O milagre de Barra do Chapéu
domingo, 29 de abril de 2007, 00h00
GILBERTO DIMENSTEIN
Folha de São Paulo 29 04 07
Ninguém poderia imaginar que aquela cidade, perdida no Vale do Ribeira, iria surpreender todo o país
EM 2005, a Faap decidiu adotar um município para ensinar-lhe técnicas de gestão, o que, além de ajudá-lo a se desenvolver, serviria de laboratório acadêmico.
Procurou-se o que havia de mais pobre em São Paulo para que o desafio fosse maior. Encontraram um lugar em que a maioria das casas não tinha banheiro, o segundo pior IDH (Índice de Desenvolvimento Humano) paulista.
Ninguém poderia imaginar, rigorosamente ninguém, que aquela cidade, perdida no Vale do Ribeira, iria, na semana passada, surpreender todo o país. Entre várias tarefas, como melhorar o saneamento básico, criar um plano diretor e estimular a vocação econômica, os universitários introduziram o xadrez no currículo, ensinaram informática para professores e alunos, distribuíram computadores conectados à internet.
Nesta semana, a escola está recebendo lousas digitais; o giz, portanto, está prestes a ser aposentado. Com pouco mais de 4.000 habitantes, Barra do Chapéu entrou, na semana passada, na história, por ser o campeão da quarta série no ranking de qualidade de ensino, elaborado pelo Ministério da Educação.

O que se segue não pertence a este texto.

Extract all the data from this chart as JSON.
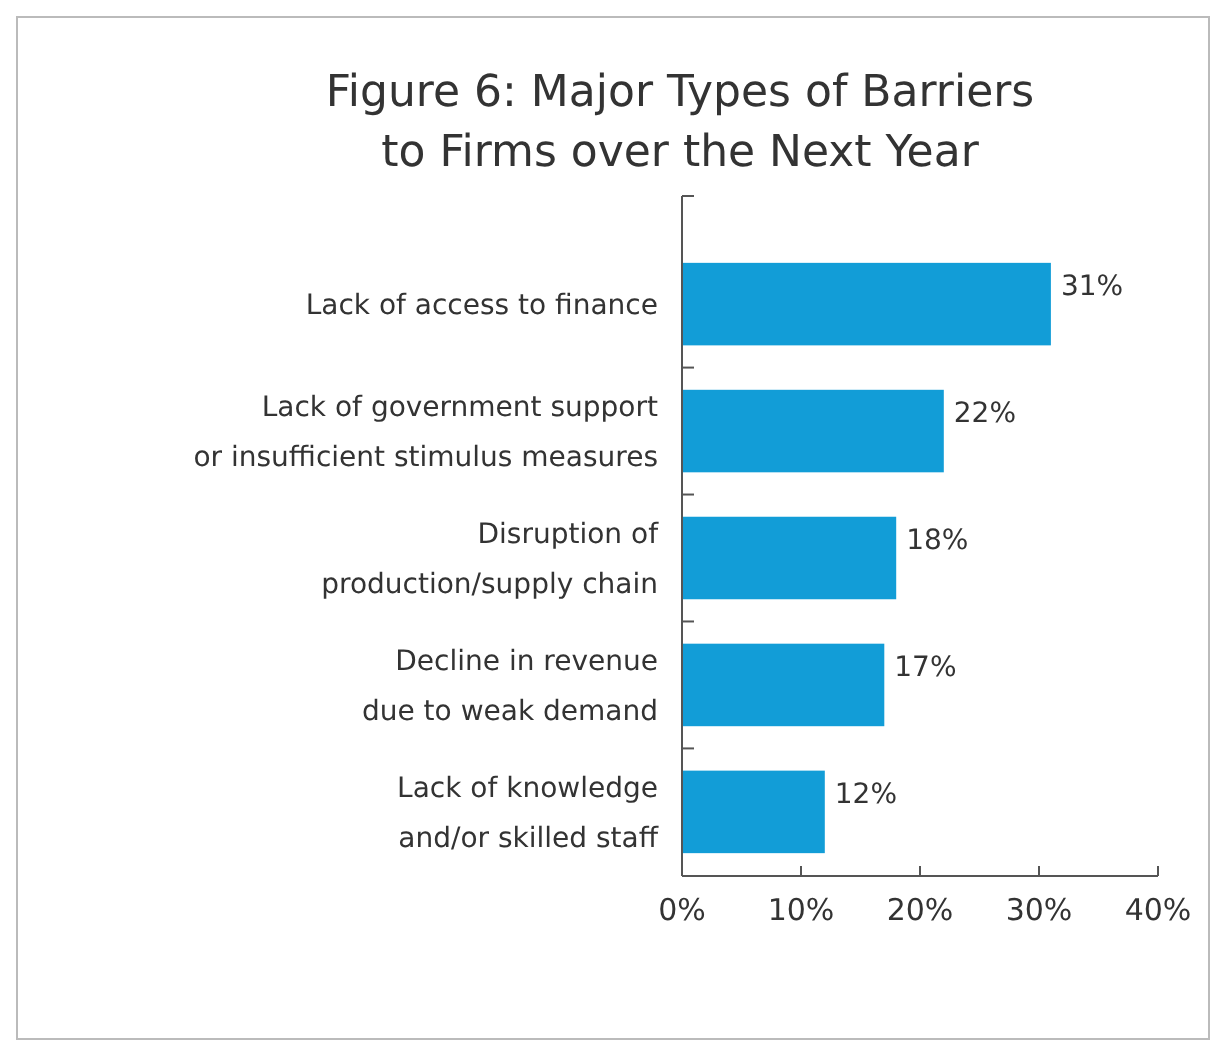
{
  "chart_data": {
    "type": "bar",
    "orientation": "horizontal",
    "title": "Figure 6: Major Types of Barriers\nto Firms over the Next Year",
    "categories": [
      "Lack of access to finance",
      "Lack of government support\nor insufficient stimulus measures",
      "Disruption of\nproduction/supply chain",
      "Decline in revenue\ndue to weak demand",
      "Lack of knowledge\nand/or skilled staff"
    ],
    "values": [
      31,
      22,
      18,
      17,
      12
    ],
    "value_labels": [
      "31%",
      "22%",
      "18%",
      "17%",
      "12%"
    ],
    "color": "#129dd7",
    "xlim": [
      0,
      40
    ],
    "xticks": [
      {
        "value": 0,
        "label": "0%"
      },
      {
        "value": 10,
        "label": "10%"
      },
      {
        "value": 20,
        "label": "20%"
      },
      {
        "value": 30,
        "label": "30%"
      },
      {
        "value": 40,
        "label": "40%"
      }
    ],
    "grid": false
  }
}
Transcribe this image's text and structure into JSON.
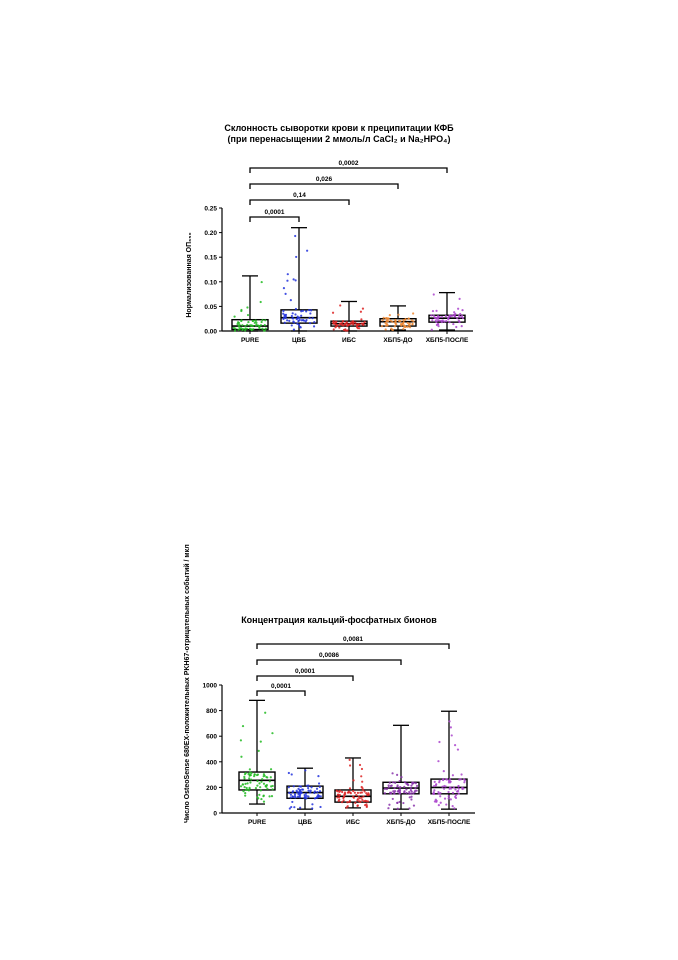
{
  "chart_data": [
    {
      "type": "box",
      "title": "Склонность сыворотки крови к преципитации КФБ",
      "subtitle": "(при перенасыщении 2 ммоль/л CaCl₂ и Na₂HPO₄)",
      "ylabel": "Нормализованная ОП₆₅₀",
      "categories": [
        "PURE",
        "ЦВБ",
        "ИБС",
        "ХБП5-ДО",
        "ХБП5-ПОСЛЕ"
      ],
      "colors": [
        "#22bb22",
        "#2233dd",
        "#dd2222",
        "#ee8833",
        "#aa44cc"
      ],
      "ylim": [
        0,
        0.25
      ],
      "yticks": [
        "0.00",
        "0.05",
        "0.10",
        "0.15",
        "0.20",
        "0.25"
      ],
      "series": [
        {
          "min": 0.0,
          "q1": 0.003,
          "median": 0.01,
          "q3": 0.023,
          "max": 0.112
        },
        {
          "min": 0.0,
          "q1": 0.016,
          "median": 0.027,
          "q3": 0.043,
          "max": 0.21
        },
        {
          "min": 0.0,
          "q1": 0.01,
          "median": 0.015,
          "q3": 0.02,
          "max": 0.06
        },
        {
          "min": 0.002,
          "q1": 0.01,
          "median": 0.019,
          "q3": 0.025,
          "max": 0.051
        },
        {
          "min": 0.002,
          "q1": 0.018,
          "median": 0.026,
          "q3": 0.032,
          "max": 0.078
        }
      ],
      "comparisons": [
        {
          "from": "PURE",
          "to": "ЦВБ",
          "p": "0,0001"
        },
        {
          "from": "PURE",
          "to": "ИБС",
          "p": "0,14"
        },
        {
          "from": "PURE",
          "to": "ХБП5-ДО",
          "p": "0,026"
        },
        {
          "from": "PURE",
          "to": "ХБП5-ПОСЛЕ",
          "p": "0,0002"
        }
      ]
    },
    {
      "type": "box",
      "title": "Концентрация кальций-фосфатных бионов",
      "ylabel": "Число OsteoSense 680EX-положительных PKH67-отрицательных событий / мкл",
      "categories": [
        "PURE",
        "ЦВБ",
        "ИБС",
        "ХБП5-ДО",
        "ХБП5-ПОСЛЕ"
      ],
      "colors": [
        "#22bb22",
        "#2233dd",
        "#dd2222",
        "#8833aa",
        "#aa44cc"
      ],
      "ylim": [
        0,
        1000
      ],
      "yticks": [
        "0",
        "200",
        "400",
        "600",
        "800",
        "1000"
      ],
      "series": [
        {
          "min": 70,
          "q1": 180,
          "median": 255,
          "q3": 320,
          "max": 880
        },
        {
          "min": 30,
          "q1": 115,
          "median": 160,
          "q3": 210,
          "max": 350
        },
        {
          "min": 40,
          "q1": 85,
          "median": 130,
          "q3": 180,
          "max": 430
        },
        {
          "min": 30,
          "q1": 150,
          "median": 195,
          "q3": 240,
          "max": 685
        },
        {
          "min": 30,
          "q1": 150,
          "median": 200,
          "q3": 265,
          "max": 795
        }
      ],
      "comparisons": [
        {
          "from": "PURE",
          "to": "ЦВБ",
          "p": "0,0001"
        },
        {
          "from": "PURE",
          "to": "ИБС",
          "p": "0,0001"
        },
        {
          "from": "PURE",
          "to": "ХБП5-ДО",
          "p": "0,0086"
        },
        {
          "from": "PURE",
          "to": "ХБП5-ПОСЛЕ",
          "p": "0,0081"
        }
      ]
    }
  ]
}
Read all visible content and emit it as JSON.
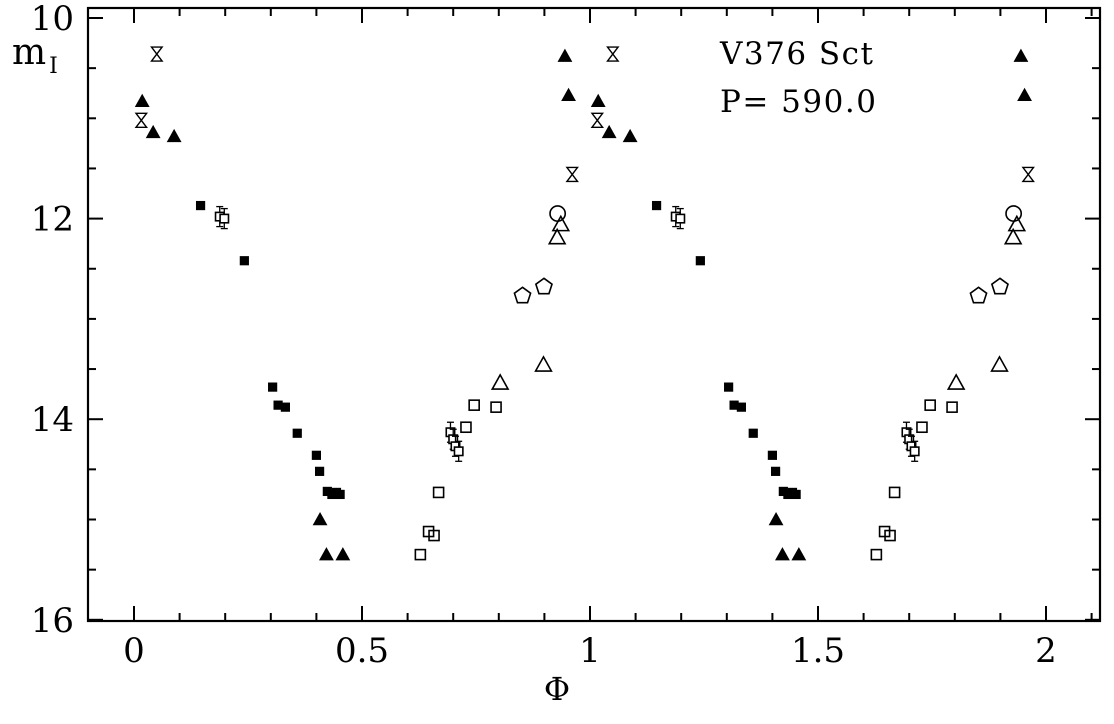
{
  "chart_data": {
    "type": "scatter",
    "title": "V376 Sct",
    "subtitle": "P= 590.0",
    "xlabel": "Φ",
    "ylabel": "m_I",
    "ylabel_display": {
      "main": "m",
      "sub": "I"
    },
    "x_axis": {
      "min": -0.1,
      "max": 2.12,
      "major_ticks": [
        0,
        0.5,
        1,
        1.5,
        2
      ],
      "major_tick_labels": [
        "0",
        "0.5",
        "1",
        "1.5",
        "2"
      ],
      "minor_tick_step": 0.1
    },
    "y_axis": {
      "min": 9.9,
      "max": 16.05,
      "inverted": true,
      "major_ticks": [
        10,
        12,
        14,
        16
      ],
      "major_tick_labels": [
        "10",
        "12",
        "14",
        "16"
      ],
      "minor_tick_step": 0.5
    },
    "grid": false,
    "legend": false,
    "phase_fold_duplicated": true,
    "phase_offsets": [
      0,
      1
    ],
    "colors": {
      "foreground": "#000000",
      "background": "#ffffff"
    },
    "series": [
      {
        "name": "filled-triangle",
        "marker": "filled-triangle",
        "points": [
          [
            0.018,
            10.83
          ],
          [
            0.042,
            11.14
          ],
          [
            0.088,
            11.18
          ],
          [
            0.408,
            15.0
          ],
          [
            0.422,
            15.35
          ],
          [
            0.458,
            15.35
          ],
          [
            0.945,
            10.38
          ],
          [
            0.953,
            10.77
          ]
        ]
      },
      {
        "name": "filled-square",
        "marker": "filled-square",
        "points": [
          [
            0.146,
            11.87
          ],
          [
            0.242,
            12.42
          ],
          [
            0.304,
            13.68
          ],
          [
            0.316,
            13.86
          ],
          [
            0.332,
            13.88
          ],
          [
            0.358,
            14.14
          ],
          [
            0.4,
            14.36
          ],
          [
            0.407,
            14.52
          ],
          [
            0.424,
            14.72
          ],
          [
            0.434,
            14.75
          ],
          [
            0.444,
            14.73
          ],
          [
            0.452,
            14.75
          ]
        ]
      },
      {
        "name": "open-square",
        "marker": "open-square",
        "points": [
          [
            0.628,
            15.35
          ],
          [
            0.646,
            15.12
          ],
          [
            0.658,
            15.16
          ],
          [
            0.668,
            14.73
          ],
          [
            0.728,
            14.08
          ],
          [
            0.746,
            13.86
          ],
          [
            0.794,
            13.88
          ]
        ]
      },
      {
        "name": "open-square-errorbar",
        "marker": "open-square-errorbar",
        "points": [
          [
            0.188,
            11.98
          ],
          [
            0.198,
            12.0
          ],
          [
            0.694,
            14.13
          ],
          [
            0.7,
            14.2
          ],
          [
            0.705,
            14.27
          ],
          [
            0.712,
            14.32
          ]
        ]
      },
      {
        "name": "open-triangle",
        "marker": "open-triangle",
        "points": [
          [
            0.803,
            13.64
          ],
          [
            0.898,
            13.46
          ],
          [
            0.928,
            12.19
          ],
          [
            0.936,
            12.06
          ]
        ]
      },
      {
        "name": "open-circle",
        "marker": "open-circle",
        "points": [
          [
            0.929,
            11.95
          ]
        ]
      },
      {
        "name": "open-pentagon",
        "marker": "open-pentagon",
        "points": [
          [
            0.852,
            12.77
          ],
          [
            0.899,
            12.68
          ]
        ]
      },
      {
        "name": "hourglass-star",
        "marker": "hourglass",
        "points": [
          [
            0.016,
            11.02
          ],
          [
            0.05,
            10.36
          ],
          [
            0.961,
            11.56
          ]
        ]
      }
    ]
  }
}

Para chegar à nota média deles, o Brasil terá de aguardar pelo menos mais 20 anos. Isso se tudo o que foi proposto pelo plano educacional do governo federal der certo. Os alunos e professores da Faap foram para lá ensinar, mas aprenderam uma lição -assim como todo o país.
Como a primeira ação da Faap ocorreu em 2005, não se pode atribuir-lhe a maior responsabilidade pelos resultados de Barra do Chapéu. Mas a receptividade com que aceitaram a colaboração externa e o empenho de implementar mudanças dão as pistas do sucesso da cidade.
A disposição da comunidade para o estudo está simbolizada no vice-prefeito de Barra do Chapéu, Gentil Alves, que, neste momento, está cursando a sétima série do ensino fundamental. Ele tem 67 anos e, orgulhoso, vai à escola todas as noites.
A receita deles é infalível em qualquer canto do planeta.
Se o aluno falta, a diretora manda chamar os pais; se eles não comparecerem, aciona-se o Conselho Tutelar. Considera-se a família um elemento essencial no processo de aprendizagem.
Os estudantes não são números numa sala superlotada, mas indivíduos. São 25 alunos por classe. São feitas avaliações de cada estudante a cada 15 dias.
Para os que não aprendem, são oferecidos reforço fora do horário regular e um serviço diário para tirar dúvidas. Com isso, as repetições de série ocorrem apenas em casos excepcionais.
Há investimento especial em leitura e escrita, base para os demais aprendizados. Impede-se, assim, a bola de neve. Como não se aprende a ler direito, as carências se avolumam sem parar.
Os professores não são papagaios de apostilas escolares, mas produtores de conteúdo. Sentem-se valorizados, inclusive no bolso.
Eles recebem em média R$ 980 por mês; mais que o dobro do que ganham os trabalhadores locais.
Com essas ações, cria-se um círculo virtuoso. Os governantes valorizam as escolas, os professores se sentem estimulados e são respeitados pela comunidade. Compreensível que, neste ambiente, um professor local não se considere ameaçado - pelo contrário-, com a interferência de forasteiros universitários.
E até se disponha a jogar fora o giz e usar um smartboard, permitindo a ampliação da tela do computador para que os alunos possam juntos navegar na internet -isso numa cidade em que quase todas as ruas são de terra.
PS- Vê-se, nesse exemplo, como universitários conseguem ajudar concretamente o país. Já que parece impossível cobrar mensalidade no ensino superior público, deveria ser obrigatório que os estudantes pagassem de volta com serviços comunitários. O que ajudaria também em sua empregabilidade.
Vale a pena conhecer a experiência de Minas Gerais, onde alunos de dez universidades estão dando aulas, fora do horário regular, para estudantes da rede pública; usam-se jogos e brincadeiras, muitas vezes em parques.
O projeto começou neste ano e, apesar do pouco tempo, já se percebem resultados. Coloquei no meu site (www.dimenstein.com.br) as experiências dos alunos da Faap e das universidades mineiras.